But as Taiwan has democratised, the sense of "Taiwan identity", as opposed to "Chinese identity", has rapidly increased. The minority of mainlanders have lost their privileged position in Taiwanese politics and society, but large numbers of second-generation mainlanders have developed a fair amount of "Taiwan identity" and contribute to the island's democratic richness.
Many people in Australia, including politicians from both sides of the fence, have strong sympathy with Taiwan even if we do not officially recognise the island diplomatically. We do, in fact, have a large unofficial office in Taipei that represents our interests in Taiwan, and the Taiwan Government has offices in Australia.
Our Government has on many occasions stated that any changes to the status of Taiwan should occur peacefully and with the consent of the people of Taiwan, who number 23 million.

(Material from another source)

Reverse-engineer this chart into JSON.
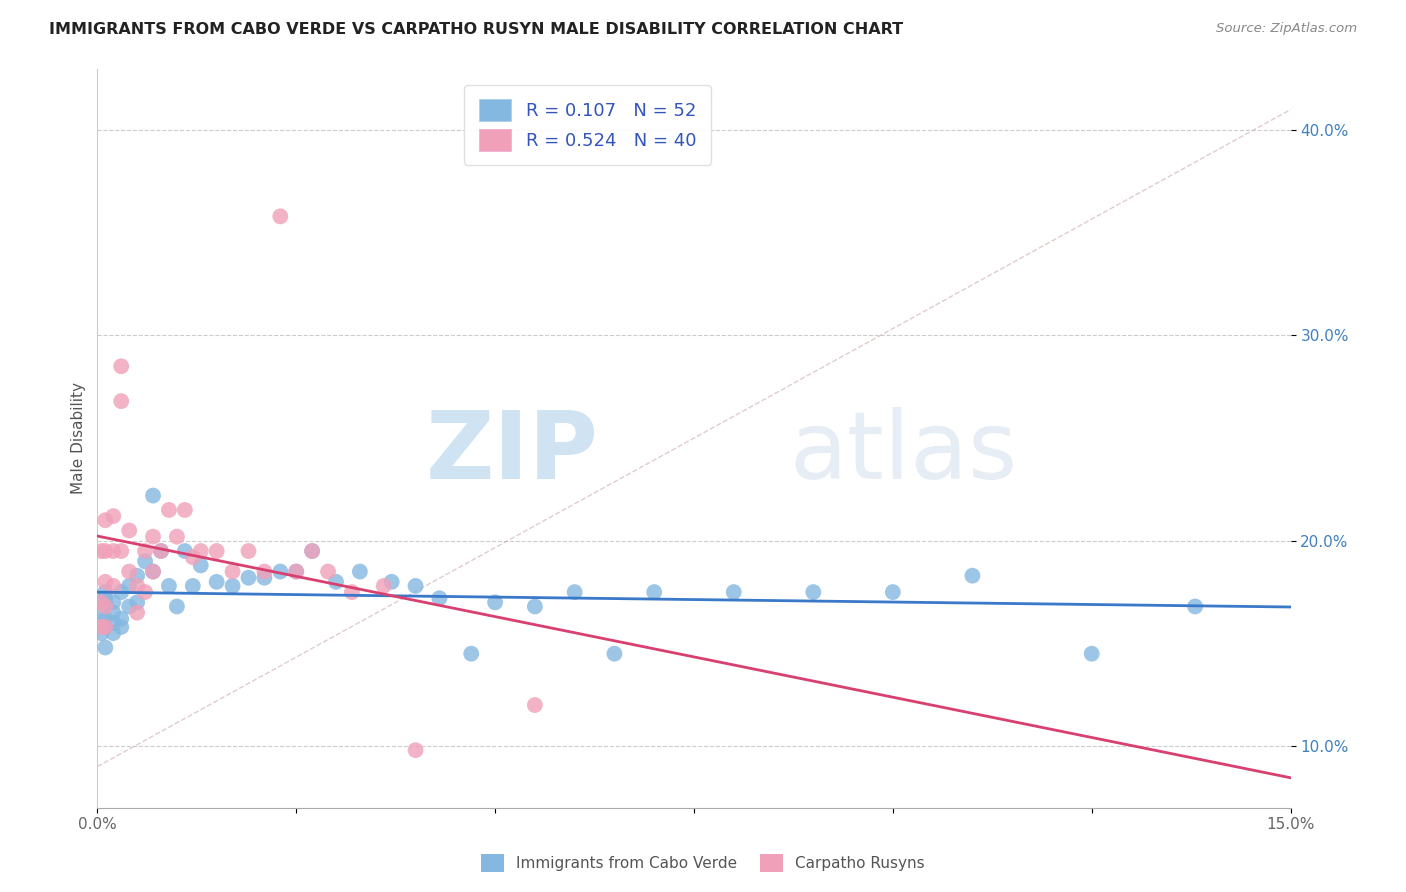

China, however, maintains Taiwan still belongs to it, even though Taiwan has never been part of the People's Republic. In fact, it is China that is the "threat" in the region, pointing something like 600 missiles at Taiwan and continuously increasing the number of these missiles and other armaments to threaten the island. Chinese defence expenditures rise constantly, while those of Taiwan and other countries such as Japan have remained low. Thus, it is China that is trying to change the status quo.
Australia faces a number of competing pressures from China. We seek China's assistance in maintaining regional stability and in solving the North Korean nuclear problem. We also have large trading interests with China, though the balance of trade is in China's favour.
Taiwan, on the other hand, is a vigorous democracy. Australia has sent troops to Afghanistan and Iraq in recent years to try to implant democracy in those countries. Clearly, we should not shun emerging democracies such as Taiwan simply because China claims them. We also have substantial trade and investment interests in Taiwan - and the balance of trade with Taiwan is in Australia's favour.
Ideally, Australia will continue its quiet, officially "unofficial" diplomacy with Taiwan. We will continue to urge China to talk to Taiwan and to continue to enhance their ever-growing economic trade and investment, which is vital to China's economic growth and reform.
Last Saturday's moderate decisions by Taiwan's electorate will, it is to be hoped, encourage China to open talks with the Chen Shui-bian Government. Even if the two sides fail to reach agreement, such talks should enable Beijing to gain some understanding of Taiwan's goodwill towards China.
Bruce Jacobs, professor of Asian languages and studies at Monash University, was in Taiwan to observe the weekend election.